Wegen Einfällen wie diesem: »Kultureinrichtungen, wie Theater, Opern- und Konzerthäuser und Kinos, dürfen ab dem 9. Mai wieder Besucher einlassen. In Einrichtungen, wo Besucher umherlaufen und stehenbleiben, gilt: Pro Besucher müssen 10 Quadratmeter Fläche zur Verfügung stehen. Dort wo Besucher sitzen, müssen 5 Quadratmeter Fläche pro Person zur Verfügung stehen.«
Ist den Verantwortlichen klar, wieviel 5 Quadratmeter sind? Das ist zwar nicht so viel, wie die 20 Quadratmeter, die in Österreich im Kulturbereich zugemutet werden, aber immer noch viel zu viel. In jedem Supermarkt quetschen sich die Menschen maskiert durch die Regalreihen, drängeln sich an der Kasse. Aber in der Kultur muss alles schön sauber
bleiben.
Ich möchte jetzt nicht das Fass aufmachen, wie hysterisch und übertrieben diese Regeln sowieso schon sind. Und wie wahrscheinlich es bei weniger als 2 Infizierten pro tausend Bürgern, davon die Hälfte genesen, eigentlich ist, dass man tatsächlich mit einem Infizierten im Kino sitzt, und wie wahrscheinlich, dass man sich dann noch ansteckt.
Aber niemand wird einbezogen. Da wurschteln Provinzpolitiker – Kultur ist schließlich Ländersache – vor sich hin, und was im Dorftheater schon nicht funktioniert, soll plötzlich für das Kino, das immer eine nationale Angelegenheit ist, taugen. Niemand redet mit den Verantwortlichen, also den Verbänden (aber nicht nur den großen) und den Betreibern vor Ort.
Der Hauptverband Deutscher Filmtheater (HDF) meldet erfreut, dass »in sechs Bundesländern bereits konkrete Wiedereröffnungsdaten veröffentlicht« wurden, und scheint tatsächlich nicht zu begreifen, dass hier eine weitere Schreckensvision der Kinobetreiber wahr zu werden droht – neben der schon konkret beschriebenen Unsinnswirtschaft der Abstandsregeln und »Eindämmungsmaßnahmen«, die auch über die Kultur hinaus einem kollektiven gesellschaftlichen Selbstmord gleichkommt.
Es droht nämlich ein in jedem Bundesland unterschiedlicher Kinostart mit 16 unterschiedlichen Abstands- und Hygienevorgaben. Bundesweite Starts lassen sich so nicht realisieren.
Das Beispiel führt vor: Die augenblickliche Situation der Kultur ist fatal. Und die Unwissenheit, stellenweise Ignoranz, das erschreckend unpraktische Denken vieler Kulturpolitiker, das sich jetzt so eklatant offenbart, weist über den Fall Corona weit hinaus.
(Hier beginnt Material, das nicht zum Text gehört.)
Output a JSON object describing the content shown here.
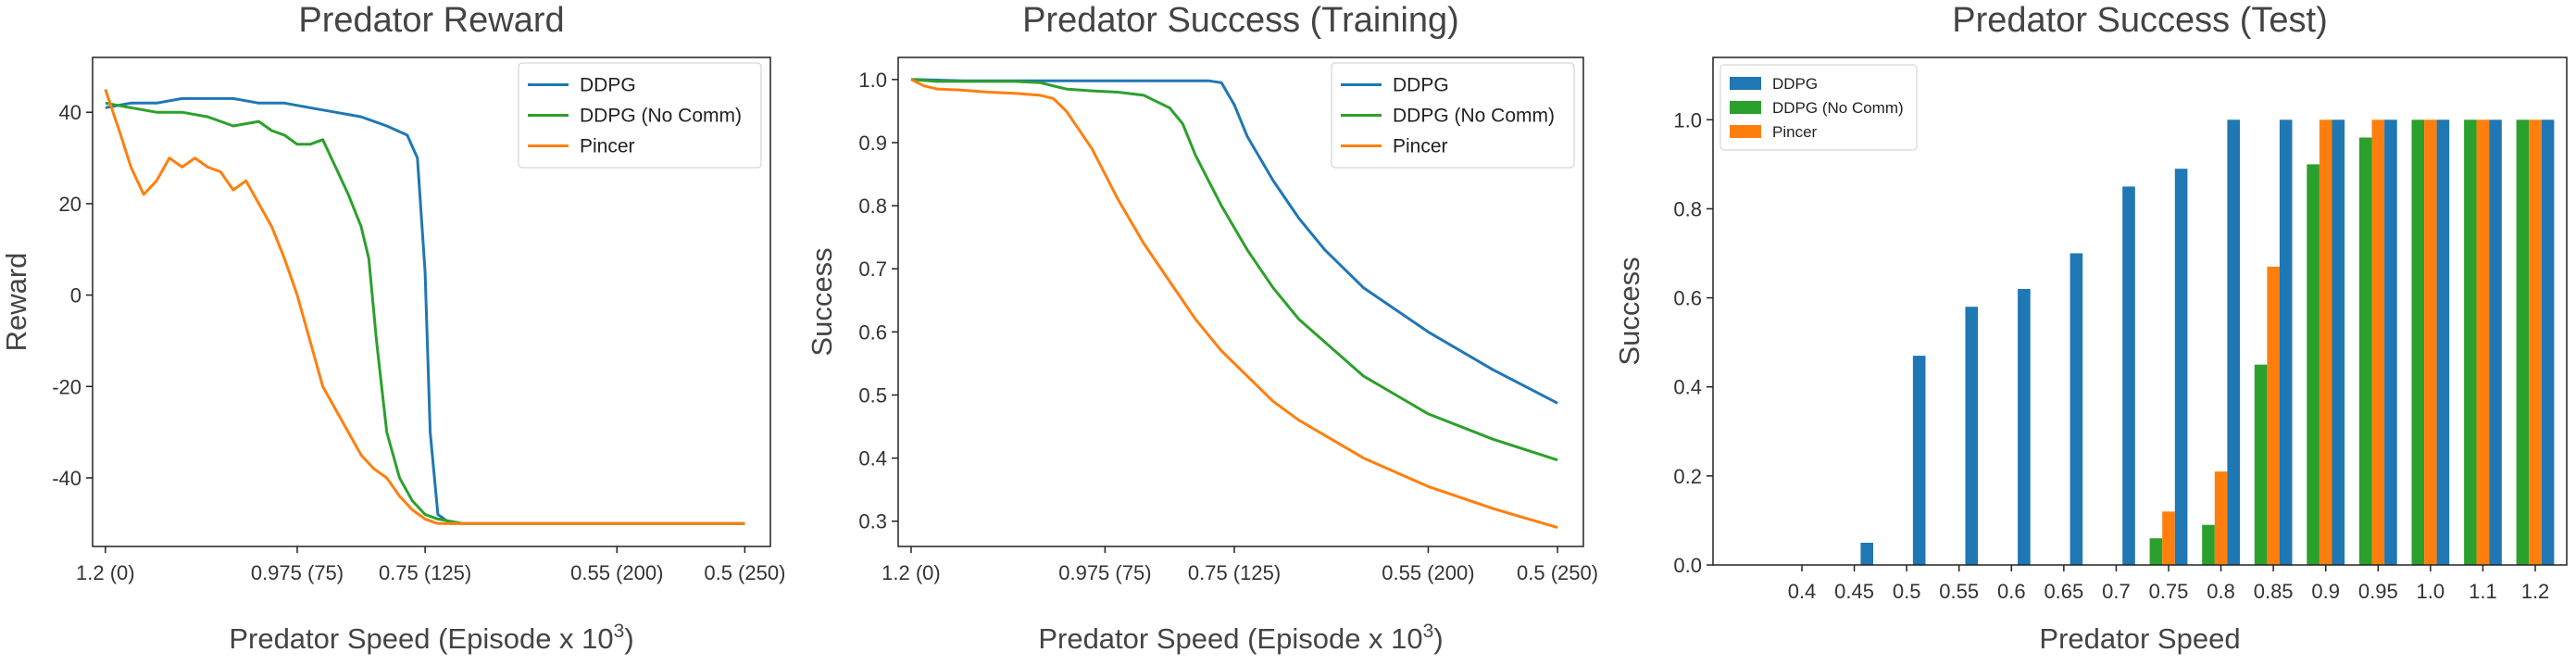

Es erklärt im Nachhinein noch viel besser, warum die Kultur den Politikern so wenig zusagt. Sie sind allzuoft kulturfern, auch wenn sie Kulturpolitiker sind.
Für sie ist Kultur das Stadtteilfest, ein
Filmpreis, der Schauspielername auf irgendeiner Unterschriftsliste. Schmückendes Beiwerk. Gedöns.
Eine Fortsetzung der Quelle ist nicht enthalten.